A hybrid finite element and radiative energy transfer method for predicting the vibrational energy distribution of coupled systems in the mid-frequency range

Abstract

This study proposes a hybrid approach integrating the finite element method (FEM) and radiative energy transfer method (RETM) to predict the local energy characteristics of short-wavelength subsystems in mid-frequency coupled systems. Long-wavelength subsystems are modeled using FEM, and RETM governs short-wavelength components, where energy density originates from three contributions: incoherent rays emitted by deterministic boundaries, physical sources, and fictitious sources. Power transfer amongst RETM subsystems via FE interfaces is quantified using reciprocity relationships between direct field radiation and blocked reverberant forces.
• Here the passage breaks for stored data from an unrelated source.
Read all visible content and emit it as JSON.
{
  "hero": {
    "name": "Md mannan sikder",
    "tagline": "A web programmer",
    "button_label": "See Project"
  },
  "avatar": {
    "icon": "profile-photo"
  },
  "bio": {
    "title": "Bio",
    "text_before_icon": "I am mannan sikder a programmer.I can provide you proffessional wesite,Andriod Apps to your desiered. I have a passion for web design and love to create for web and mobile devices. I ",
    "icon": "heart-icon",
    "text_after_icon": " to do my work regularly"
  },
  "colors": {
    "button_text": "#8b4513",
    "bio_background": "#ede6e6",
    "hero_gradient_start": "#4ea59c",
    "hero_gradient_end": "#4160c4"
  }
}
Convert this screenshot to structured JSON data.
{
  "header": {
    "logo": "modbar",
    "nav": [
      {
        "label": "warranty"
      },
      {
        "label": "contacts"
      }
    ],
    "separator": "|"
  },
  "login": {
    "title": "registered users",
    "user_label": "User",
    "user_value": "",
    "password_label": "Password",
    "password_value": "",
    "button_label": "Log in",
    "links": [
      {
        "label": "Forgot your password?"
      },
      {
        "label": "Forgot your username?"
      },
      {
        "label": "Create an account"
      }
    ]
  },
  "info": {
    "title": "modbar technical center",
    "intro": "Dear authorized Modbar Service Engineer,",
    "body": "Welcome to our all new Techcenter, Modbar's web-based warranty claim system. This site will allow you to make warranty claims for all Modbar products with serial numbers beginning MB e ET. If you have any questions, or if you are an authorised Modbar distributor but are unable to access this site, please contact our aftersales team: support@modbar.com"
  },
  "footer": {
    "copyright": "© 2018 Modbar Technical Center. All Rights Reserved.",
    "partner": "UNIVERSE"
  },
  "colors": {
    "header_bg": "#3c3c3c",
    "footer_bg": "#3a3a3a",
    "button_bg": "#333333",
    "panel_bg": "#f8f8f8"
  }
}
Local energy transfer coefficients characterize the interactions amongst fictitious sources across deterministic boundaries. Second-type Fredholm equations are formulated by balancing the outgoing fictitious source energy against the incident energy from physical sources, neighboring fictitious sources, and adjacent boundaries to determine the fictitious source intensities. The diffuse directional emissions from fictitious and point sources enhance boundary condition robustness. Numerical validations involving comparisons with Monte Carlo FE solutions demonstrate the effectiveness of hybrid FE-RETM. Results confirm its capability to accurately capture energy distribution patterns in short-wavelength subsystems across mid-frequency ranges and its ability to resolve the overlapping frequency limitations of wave-bearing and energy-based methods. The proposed methodology offers a systematic approach for mid-frequency analysis of coupled systems with mixed wavelength behaviors.